My family has a lake house with a ton of ponderosa pines my father in law wants to cut down. From what he says, they're about 6-8" diameter. My question is, would it be worth it to try and mill them out with my 14" bandsaw? I've seen the jigs online for cutting the logs up but is the wood even worth it? My thought would be to cut the trunks into manageable lengths like maybe 2', 3'.

Thanks guys!


----------



## GeorgeC (Jul 30, 2008)

A large amount of work for very little product.

George


----------



## Steve Neul (Sep 2, 2011)

You would ruin you bandsaw trying to mill them on it even short lengths. If there is enough of them it might be worthwhile getting a Harbor Freight portable saw mill. A cheaper method would be to use a chainsaw saw mill but would be a lot of work.


----------



## DCuch86 (Mar 12, 2014)

Well the $2k for the HF mill is definitely out, the chainsaw method would probably be the most likely way. I think he wants to take out like 8 trees but I'm not sure how tall they are either, I need to go up to the house and check out before I do anything. My thought was just if the wood is worth it, maybe it would be a worthwhile investment to get the chainsaw mill and then mill them down on the jointer and thickness planer


----------



## Steve Neul (Sep 2, 2011)

The diameter of the logs is what is really going to hurt. Out of a 8" log I would guess you would get maybe two 2x6's and two 1x4's. The rest of it would go into firewood. With only eight trees I doubt if it would be worth getting a chainsaw mill. I think your best bet would be to find someone with a mill and have them saw the logs for you.


----------



## hwebb99 (Nov 27, 2012)

You might turn them, but IMHO they are not worth milling.


----------



## MidGAOutdoor (Apr 7, 2011)

slightly off topic but pine is all I fool with. I HATE oak with a purple passion


----------



## hwebb99 (Nov 27, 2012)

MidGAOutdoor said:


> slightly off topic but pine is all I fool with. I HATE oak with a purple passion


I also don't like oak. Have you used a better hardwood like maple.


----------



## ryan50hrl (Jun 30, 2012)

There's nothing "better" about maple than oak. Wood choice is regional and personal preference.


----------



## hwebb99 (Nov 27, 2012)

ryan50hrl said:


> There's nothing "better" about maple than oak. Wood choice is regional and personal preference.
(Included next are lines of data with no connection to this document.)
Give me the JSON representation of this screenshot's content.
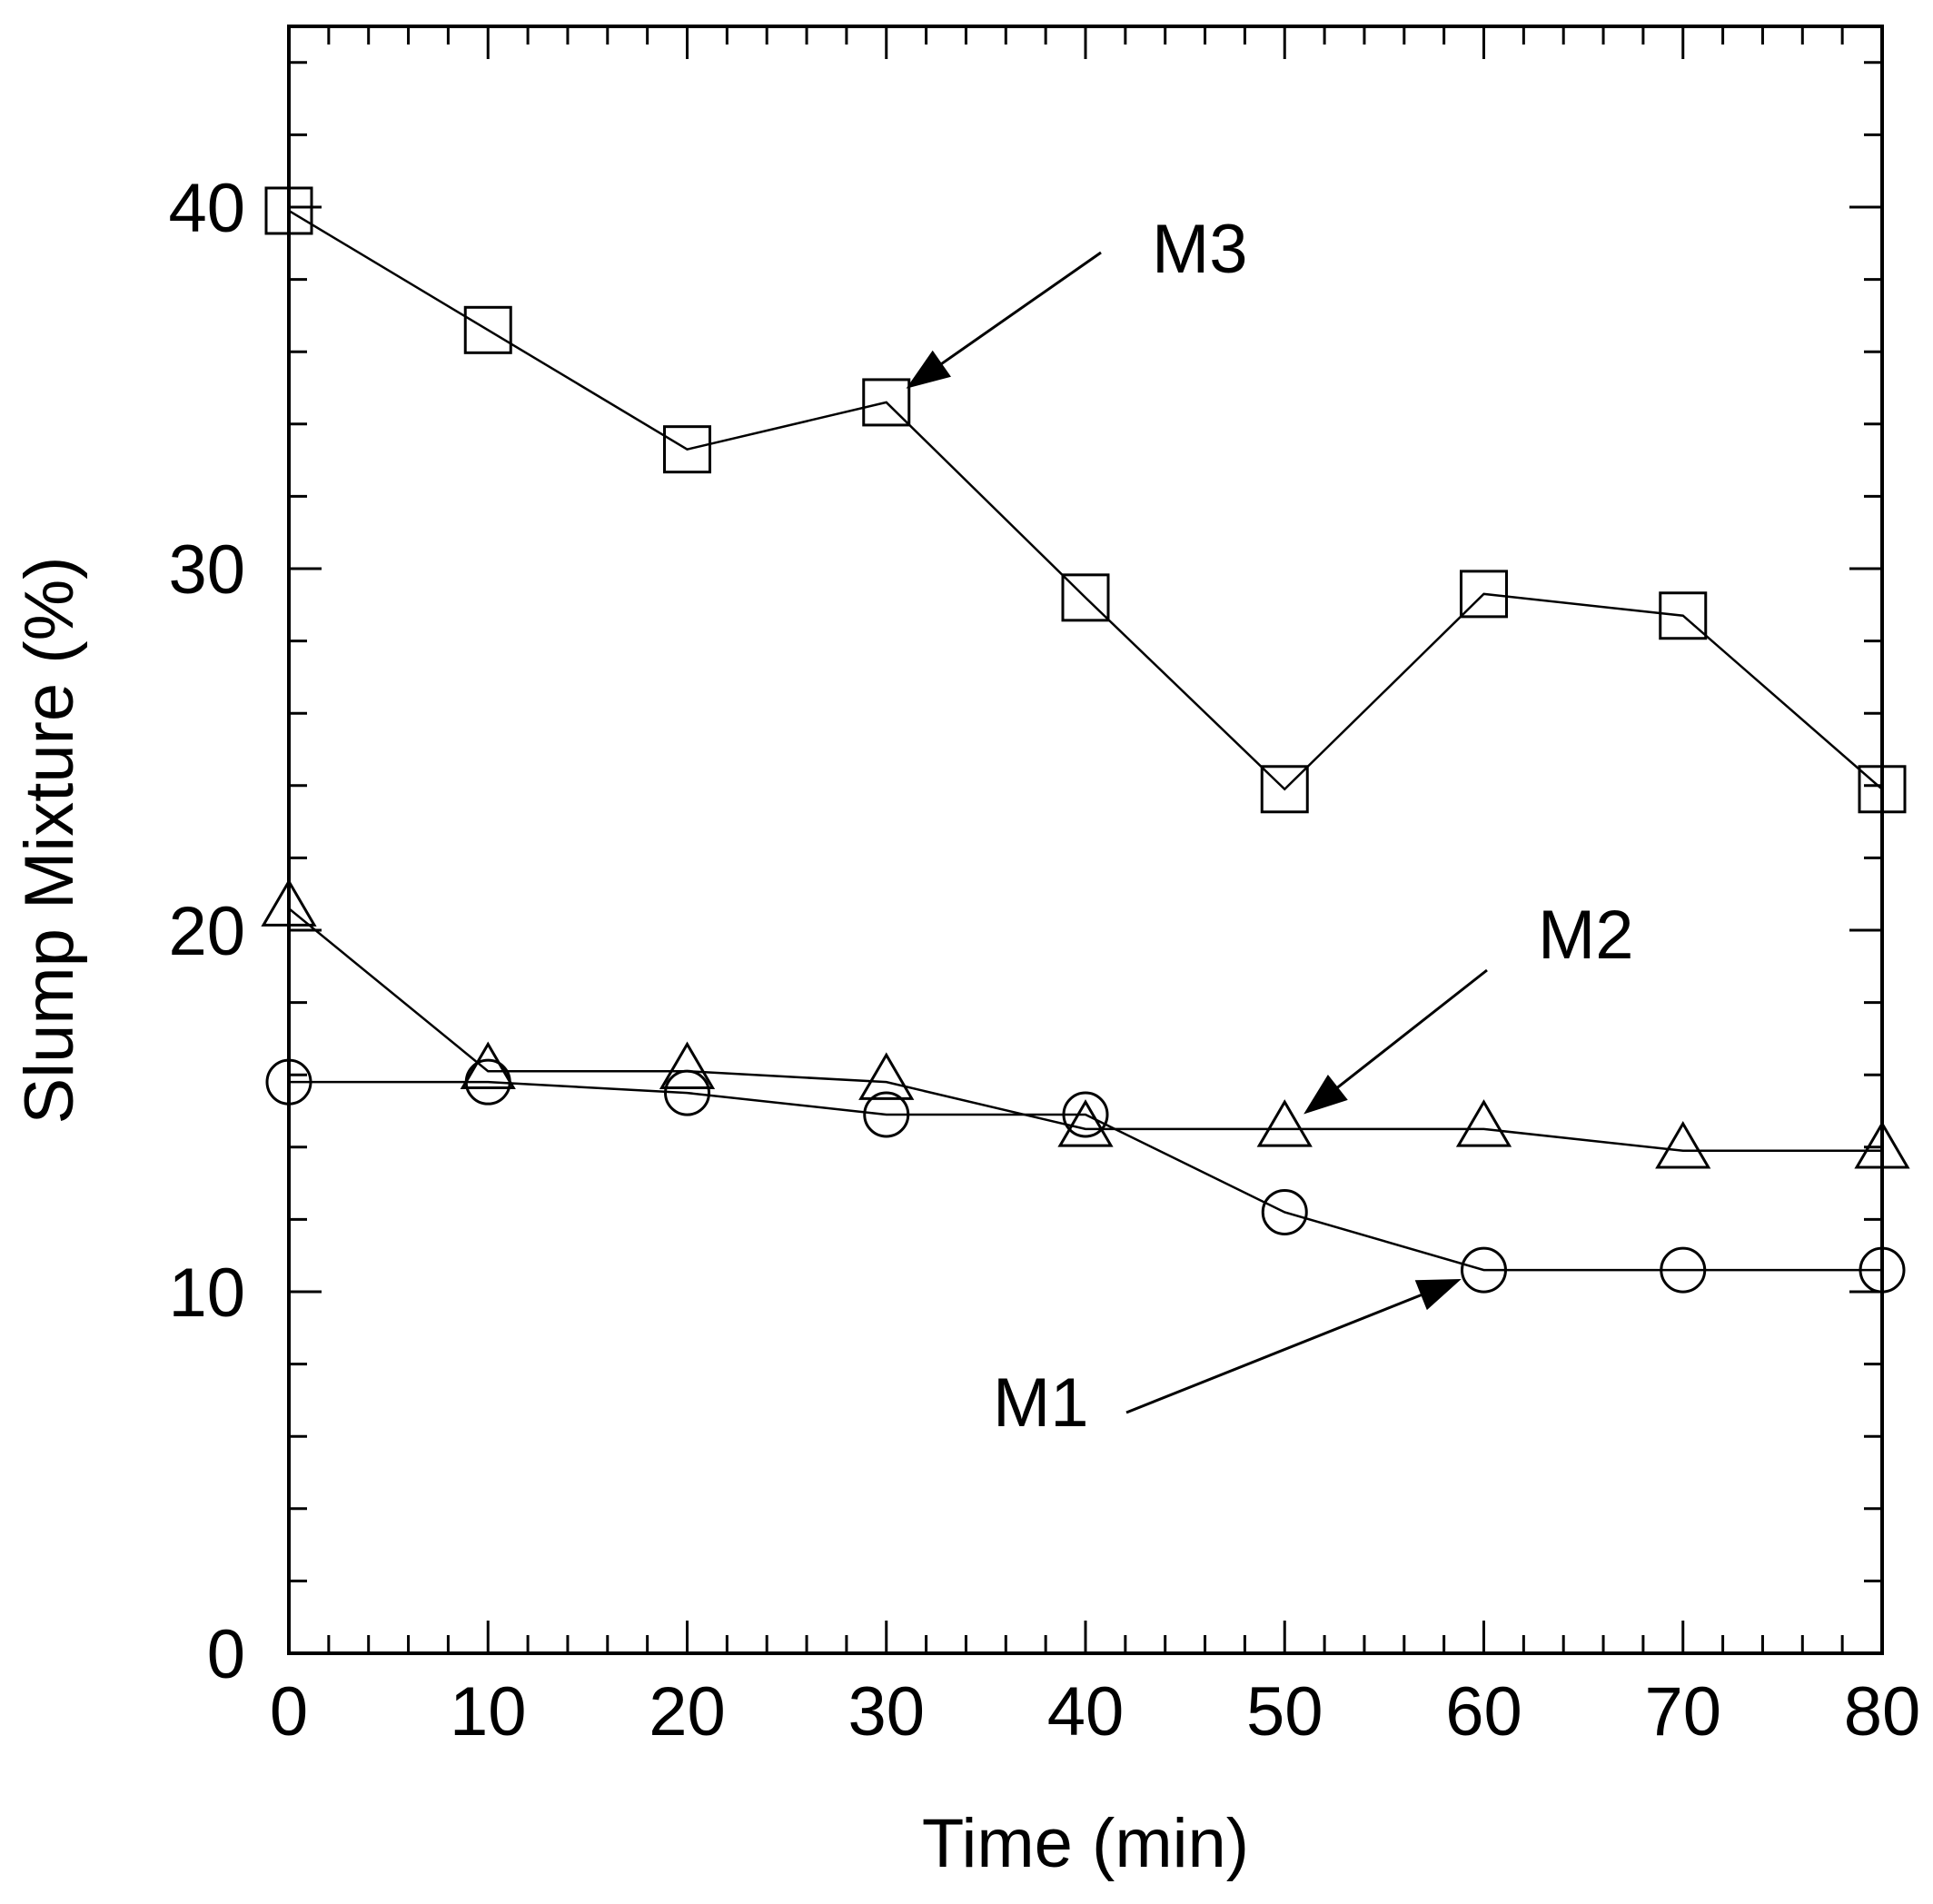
{
  "chart_data": {
    "type": "line",
    "title": "",
    "xlabel": "Time (min)",
    "ylabel": "Slump Mixture (%)",
    "xlim": [
      0,
      80
    ],
    "ylim": [
      0,
      45
    ],
    "xticks": [
      0,
      10,
      20,
      30,
      40,
      50,
      60,
      70,
      80
    ],
    "yticks": [
      0,
      10,
      20,
      30,
      40
    ],
    "xtick_labels": [
      "0",
      "10",
      "20",
      "30",
      "40",
      "50",
      "60",
      "70",
      "80"
    ],
    "ytick_labels": [
      "0",
      "10",
      "20",
      "30",
      "40"
    ],
    "x_minor_step": 2,
    "y_minor_step": 2,
    "grid": false,
    "legend": "none (series labelled by annotation arrows)",
    "x": [
      0,
      10,
      20,
      30,
      40,
      50,
      60,
      70,
      80
    ],
    "series": [
      {
        "name": "M1",
        "marker": "circle",
        "values": [
          15.8,
          15.8,
          15.5,
          14.9,
          14.9,
          12.2,
          10.6,
          10.6,
          10.6
        ]
      },
      {
        "name": "M2",
        "marker": "triangle",
        "values": [
          20.6,
          16.1,
          16.1,
          15.8,
          14.5,
          14.5,
          14.5,
          13.9,
          13.9
        ]
      },
      {
        "name": "M3",
        "marker": "square",
        "values": [
          39.9,
          36.6,
          33.3,
          34.6,
          29.2,
          23.9,
          29.3,
          28.7,
          23.9
        ]
      }
    ],
    "annotations": [
      {
        "text": "M3",
        "series": "M3",
        "points_to": {
          "x": 30,
          "y": 34.6
        }
      },
      {
        "text": "M2",
        "series": "M2",
        "points_to": {
          "x": 50,
          "y": 14.5
        }
      },
      {
        "text": "M1",
        "series": "M1",
        "points_to": {
          "x": 60,
          "y": 10.6
        }
      }
    ]
  }
}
Everything is better about maple. Hard maple is harder than oak. Maple is tighter grained than oak. IMHO maple is prettier, and more stable than oak.


----------



## ryan50hrl (Jun 30, 2012)

That tells me you've seen or based that opinion off of flat sawn oak, which id agree. But in my opinion rift sawn oak is better looking than maple any day. 

Really what it comes down to is furniture type. Your not going to make traditional mission styles out of maple...and oak isn't great for other things.


----------



## hwebb99 (Nov 27, 2012)

I have seen about every kind of oak there is. Curly maple looks better than any oak. I don't plan to build any mission style furniture.


----------



## cowboylogger (Mar 7, 2015)

if you got so thing to use the pine boards I say yes cut it down but if not do not cut it down case that just waste wood right there .


----------



## epicfail48 (Mar 27, 2014)

hwebb99 said:


> I have seen about every kind of oak there is. Curly maple looks better than any oak. I don't plan to build any mission style furniture.
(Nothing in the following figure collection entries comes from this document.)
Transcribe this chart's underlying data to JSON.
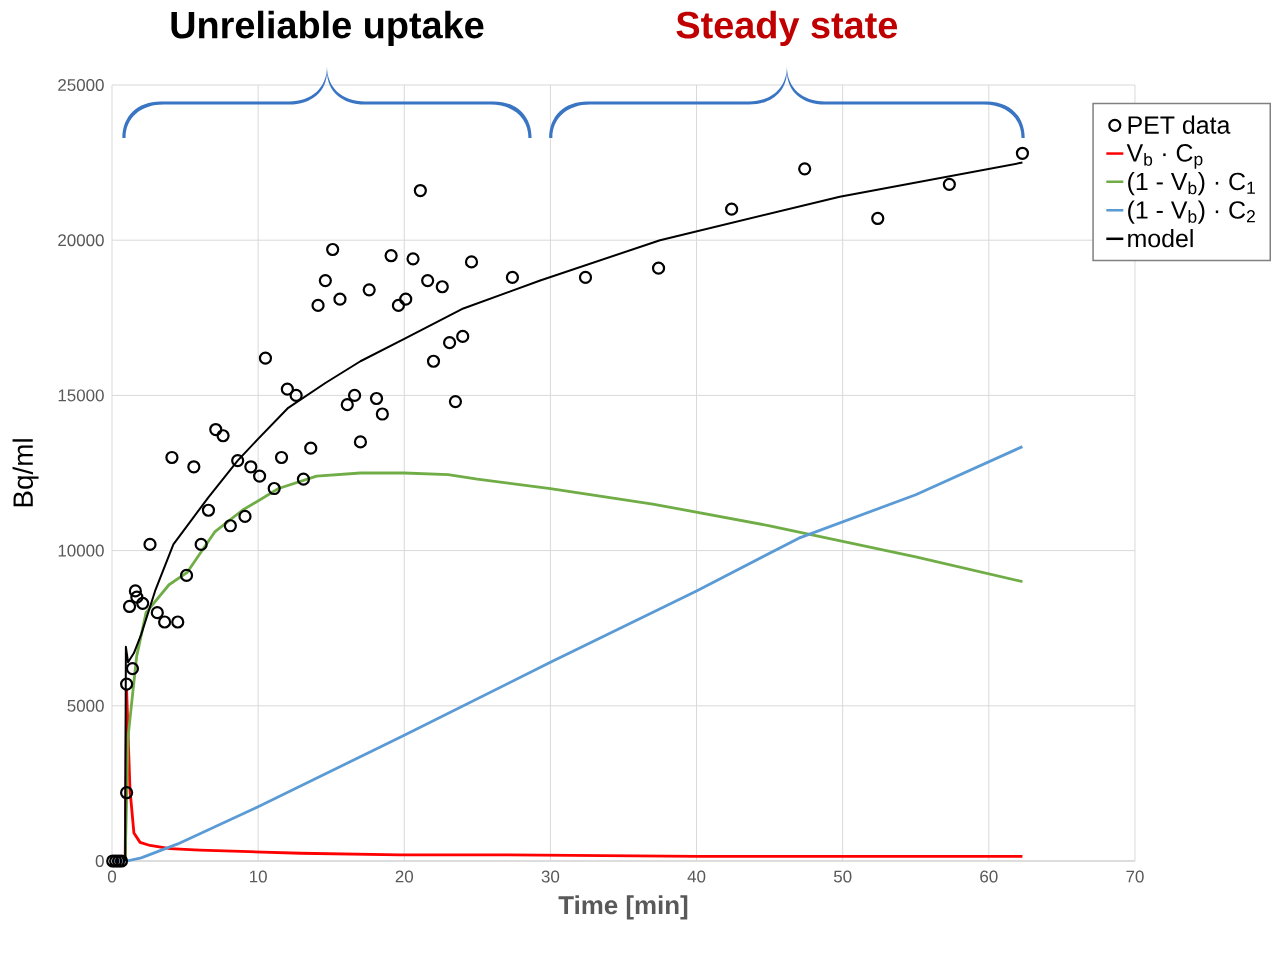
{
  "chart_data": {
    "type": "line",
    "xlabel": "Time [min]",
    "ylabel": "Bq/ml",
    "xlim": [
      0,
      70
    ],
    "xticks": [
      0,
      10,
      20,
      30,
      40,
      50,
      60,
      70
    ],
    "ylim": [
      0,
      25000
    ],
    "yticks": [
      0,
      5000,
      10000,
      15000,
      20000,
      25000
    ],
    "grid": true,
    "legend": "top right",
    "annotations": [
      "Unreliable uptake",
      "Steady state"
    ],
    "series": [
      {
        "name": "PET data",
        "type": "scatter",
        "marker": "circle",
        "color": "#000000",
        "x": [
          0.05,
          0.25,
          0.45,
          0.65,
          1.0,
          1.0,
          1.2,
          1.4,
          1.6,
          1.7,
          2.1,
          2.6,
          3.1,
          3.6,
          4.1,
          4.5,
          5.1,
          5.6,
          6.1,
          6.6,
          7.1,
          7.6,
          8.1,
          8.6,
          9.1,
          9.5,
          10.1,
          10.5,
          11.1,
          11.6,
          12.0,
          12.6,
          13.1,
          13.6,
          14.1,
          14.6,
          15.1,
          15.6,
          16.1,
          16.6,
          17.0,
          17.6,
          18.1,
          18.5,
          19.1,
          19.6,
          20.1,
          20.6,
          21.1,
          21.6,
          22.0,
          22.6,
          23.1,
          23.5,
          24.0,
          24.6,
          27.4,
          32.4,
          37.4,
          42.4,
          47.4,
          52.4,
          57.3,
          62.3
        ],
        "values": [
          0,
          0,
          0,
          0,
          2200,
          5700,
          8200,
          6200,
          8700,
          8500,
          8300,
          10200,
          8000,
          7700,
          13000,
          7700,
          9200,
          12700,
          10200,
          11300,
          13900,
          13700,
          10800,
          12900,
          11100,
          12700,
          12400,
          16200,
          12000,
          13000,
          15200,
          15000,
          12300,
          13300,
          17900,
          18700,
          19700,
          18100,
          14700,
          15000,
          13500,
          18400,
          14900,
          14400,
          19500,
          17900,
          18100,
          19400,
          21600,
          18700,
          16100,
          18500,
          16700,
          14800,
          16900,
          19300,
          18800,
          18800,
          19100,
          21000,
          22300,
          20700,
          21800,
          22800
        ]
      },
      {
        "name": "V$_{b}$ · C$_{p}$",
        "color": "#ff0000",
        "x": [
          0,
          0.9,
          1.0,
          1.23,
          1.5,
          1.92,
          2.6,
          3.97,
          6,
          9.4,
          12.9,
          19.7,
          26.5,
          40.2,
          62.3
        ],
        "values": [
          0,
          0,
          5500,
          2300,
          900,
          600,
          500,
          400,
          350,
          300,
          250,
          200,
          200,
          150,
          150
        ]
      },
      {
        "name": "(1 - V$_{b}$) · C$_{1}$",
        "color": "#70ad47",
        "x": [
          0.9,
          1.1,
          1.37,
          1.69,
          2.33,
          3.9,
          5.15,
          7.03,
          8.92,
          11.4,
          14,
          17,
          20,
          23,
          25,
          30,
          37,
          45,
          50,
          55,
          62.3
        ],
        "values": [
          0,
          4000,
          5200,
          6600,
          8000,
          8900,
          9300,
          10600,
          11300,
          12000,
          12400,
          12500,
          12500,
          12450,
          12300,
          12000,
          11500,
          10800,
          10300,
          9800,
          9000
        ]
      },
      {
        "name": "(1 - V$_{b}$) · C$_{2}$",
        "color": "#5b9bd5",
        "x": [
          0,
          1.0,
          2,
          4.5,
          10,
          20,
          30,
          40,
          47,
          55,
          62.3
        ],
        "values": [
          0,
          0,
          100,
          550,
          1750,
          4050,
          6400,
          8700,
          10400,
          11800,
          13350
        ]
      },
      {
        "name": "model",
        "color": "#000000",
        "x": [
          0.9,
          0.95,
          1.1,
          1.5,
          2.0,
          2.95,
          4.2,
          6.57,
          8.6,
          10.0,
          12.06,
          14.6,
          17.0,
          19.9,
          24.04,
          29.3,
          37.5,
          49.8,
          62.3
        ],
        "values": [
          0,
          6900,
          6400,
          6700,
          7300,
          8700,
          10200,
          11700,
          12900,
          13600,
          14600,
          15400,
          16100,
          16800,
          17800,
          18700,
          20000,
          21400,
          22500
        ]
      }
    ]
  }
}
I think that's a pretty personal opinion, not a statement of fact. Personally, I'd take quartersawn red oak over curly maple any day, because I think the open grain pattern and ray flecks are more eye catching and the color is a little more timeless. I don't really think you can make a blanket statement of "wood x is always better than wood y". Different woods work better for different things. If I'm making a cutting board I'll go for maple, but if I were doing a carving maple would be the last thing I'd want because its too hard.


----------



## cedarheaven69 (Feb 27, 2015)

First, from your description I would say these are Jeffery Pine which isn't even good for firewood as the pitch content is high & actually have turpentine (60%). If burned in a woodstove will create a creosote build-up. Rarely do PP grow in a group as you describe.


----------